Cousin Dottie phoned. "I have a baby ground squirrel that the cat caught but didn't injure. I'm raising him on an eyedropper and he's doing fine. You ought to see the way his front paws become little hands when he's having his milk. He clutches the dropper and holds on. He's going to outgrow his shoe box pretty soon and I wonder if you still have that squirrel cage you used for Whirly. May I borrow it? Just until my squirrel is big and strong enough to be on his own."
I remember Whirly very well. He was a lovely squirrel and when he was big enough to climb he sat on my desk while I typed. When he reached young adulthood he made it clear that he must become a wild squirrel. His teeth were strong and sharp and he enyoyed chewing on shoes and gnawing holes in my favorite clothes. He resented the need of being caged at times when I couldn't be around to keep him out of mischief. I loved Whirly, but I was glad to take him down the canyon and free him by the spring.
I told Dottie that of course I'd kept the cage, to come and get it.

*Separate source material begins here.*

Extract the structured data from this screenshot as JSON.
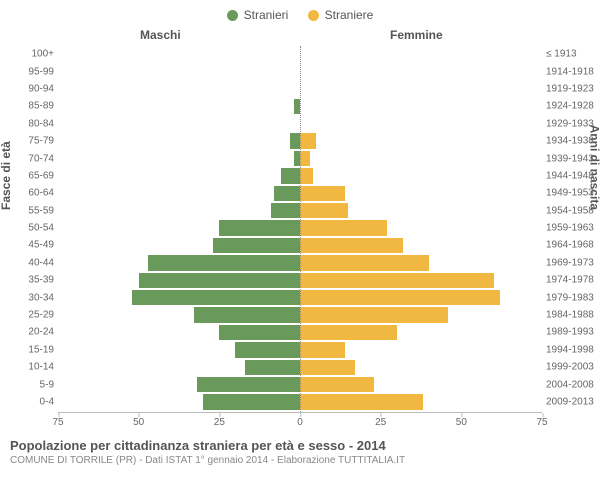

I also asked if she would bring me some slips from her extra pretty geraniums. This pleased her, as she is an excellent gardener and hopes that I'll keep trying to make my front yard prettier. Because of our moose-size puppy, Macho, I have to be careful about what and where to plant anything. Macho bites flowers. He had torn a geranium plant apart and I had picked up the pieces and put them in pots. Geraniums are so hardy that I've seen prunings growing and blossoming among the tin cans in a public dump. Plants seldom do well for me, but even I should be able to grow geraniums. I had Mexican red sage, a shrub that is thrifty and bright, and Macho hadn't yet demolished the young four- o'clocks that had seeded themselves from last year. So I was off to a good start. All I had to do was to fence off a small plot and fence it tight enough to keep Macho out, and this I did.
The potted geraniums were now flourishing to the point where they needed more room, and I decided to unpot them and plant them inside my new fence. I was busy gardening when Dottie arrived.
The sight of Macho sent her into a laughing fit. I had forgotten to tell her about Macho's present appearance. There comes the time of year when the land turns from green to gold as the rainy season ends. It is a beautiful time but also a time when foxtails and assorted other stickers and burrs get into animal coats. Macho, being mostly Afgham, had just the coat to attract trouble. His fur was so matted that he was itchy and miserable. With the help of two sturdy friends to hold him down, I had tried trimming him with scissors, but that proved hopeless, and we discovered that foxtails had even gotten under his skin.
He required professional help. His barber tried to use clippers with caution , because he said he might ruin Macho's appearance. I said that neither Macho nor I cared about looks, only comfort. Anyway the expert tried to give Macho an Artistic haircut and succeeded. It was a very close clip, but he left a mane straight down the spine, with a tuft, such as a lion wears, on the end of Macho's tail and a topknot on his head. Macho felt cool and wonderful.
When we reached home that day he bounded out of the car and pranced up to the other dogs. They had never seen such a dog before. The hair on his backbone made him look like a ferocious beast with hackles up, ready to fight. They snarled, barked, ran, and hid. Macho was not offended. He was so pleased with the comfortable way he felt that he had no worries.
Perhaps I am the only human who admires Macho's beauty now. Everyone else thinks that he looks terrible. The dogs have grown accustomed to his new look and even his extra vitality, though he is sometimes a wearisome pest.
So far he hasn't bitten any newly planted geraniums, and I hear from dottie that her squirrel enjoys his roomy cage.